Hat sie – alters- und geschlechtsbedingt – wesentlich zur Ausgestaltung der Figur beigetragen?
Das hat sie tatsächlich, allerdings nicht nur weil mein Co-Autor und ich keine jungen Frauen sind. Vielmehr arbeite ich immer so mit meinen Schauspielerinnen und Schauspielern zusammen. Es gibt zunächst eine Drehbuchfassung und eine grobe Zielvorgabe, aber die wirkliche Ausarbeitung der Figuren und Szenen erfolgt dann gemeinsam mit dem Cast in einer langen Probephase. Renate hatte viele Ideen zu ihrer Rolle, was ich sehr begrüßt habe. Denn so selbstbewusst ich durchaus in meiner Vision für meine Filme bin, so sehr hatte ich auch die Sorge, als Mann bei einer weiblichen Protagonistin vielleicht doch mal in Klischeefallen zu tappen. Gerade was die Sexszenen, weibliche Lust und auch die Macken der Figur angeht, hatte Renate großen Einfluss auf das Drehbuch und die Umsetzung.
Kann der Film auch als romantische Komödie gesehen werden?
Definitiv. Die Screwball-Komödien von Regisseuren wie George Cukor haben mich durchaus beeinflusst. Natürlich nicht mit Blick darauf, dass Katherine Hepburn in »Die Nacht vor der Hochzeit« mit der Entscheidung zwischen zwei Männern auch darüber entscheidet, welches Leben sie führen wird.

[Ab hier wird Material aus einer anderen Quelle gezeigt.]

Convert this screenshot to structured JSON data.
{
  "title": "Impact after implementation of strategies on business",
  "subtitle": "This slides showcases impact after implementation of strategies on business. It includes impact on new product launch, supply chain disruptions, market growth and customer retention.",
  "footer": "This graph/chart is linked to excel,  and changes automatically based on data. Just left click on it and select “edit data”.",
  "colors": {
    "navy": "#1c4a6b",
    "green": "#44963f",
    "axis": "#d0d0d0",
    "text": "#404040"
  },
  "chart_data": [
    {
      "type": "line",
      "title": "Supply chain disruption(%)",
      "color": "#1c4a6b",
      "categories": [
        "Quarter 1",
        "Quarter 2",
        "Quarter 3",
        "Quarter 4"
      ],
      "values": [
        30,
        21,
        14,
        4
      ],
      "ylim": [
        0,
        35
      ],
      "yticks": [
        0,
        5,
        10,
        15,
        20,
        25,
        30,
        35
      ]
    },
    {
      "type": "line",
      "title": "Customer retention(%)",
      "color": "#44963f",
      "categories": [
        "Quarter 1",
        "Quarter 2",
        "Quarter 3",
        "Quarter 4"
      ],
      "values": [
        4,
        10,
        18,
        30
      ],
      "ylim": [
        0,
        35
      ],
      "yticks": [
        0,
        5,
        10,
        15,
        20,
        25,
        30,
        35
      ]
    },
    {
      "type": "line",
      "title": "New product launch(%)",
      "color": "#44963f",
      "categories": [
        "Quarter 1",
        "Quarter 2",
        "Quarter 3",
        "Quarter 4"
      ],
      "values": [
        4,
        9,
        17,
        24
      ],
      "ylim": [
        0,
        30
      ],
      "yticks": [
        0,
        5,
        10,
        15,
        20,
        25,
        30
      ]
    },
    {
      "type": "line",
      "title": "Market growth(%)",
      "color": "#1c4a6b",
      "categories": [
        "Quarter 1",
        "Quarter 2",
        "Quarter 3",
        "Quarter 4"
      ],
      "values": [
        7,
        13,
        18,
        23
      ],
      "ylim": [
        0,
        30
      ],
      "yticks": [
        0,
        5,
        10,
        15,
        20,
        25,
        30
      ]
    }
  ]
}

Der Gedanke, dass eine Frau im Leben überhaupt einen Mann braucht, ist schließlich fürchterlich altmodisch. Aber dass sie sich durch die Begegnung mit verschiedenen möglichen Partnern darüber klarwird, wer sie eigentlich ist und was sie will, das macht »Die Nacht vor der Hochzeit« für mich zu einem existentialistischen Film – und einem Geschwister von »Der schlimmste Mensch der Welt«.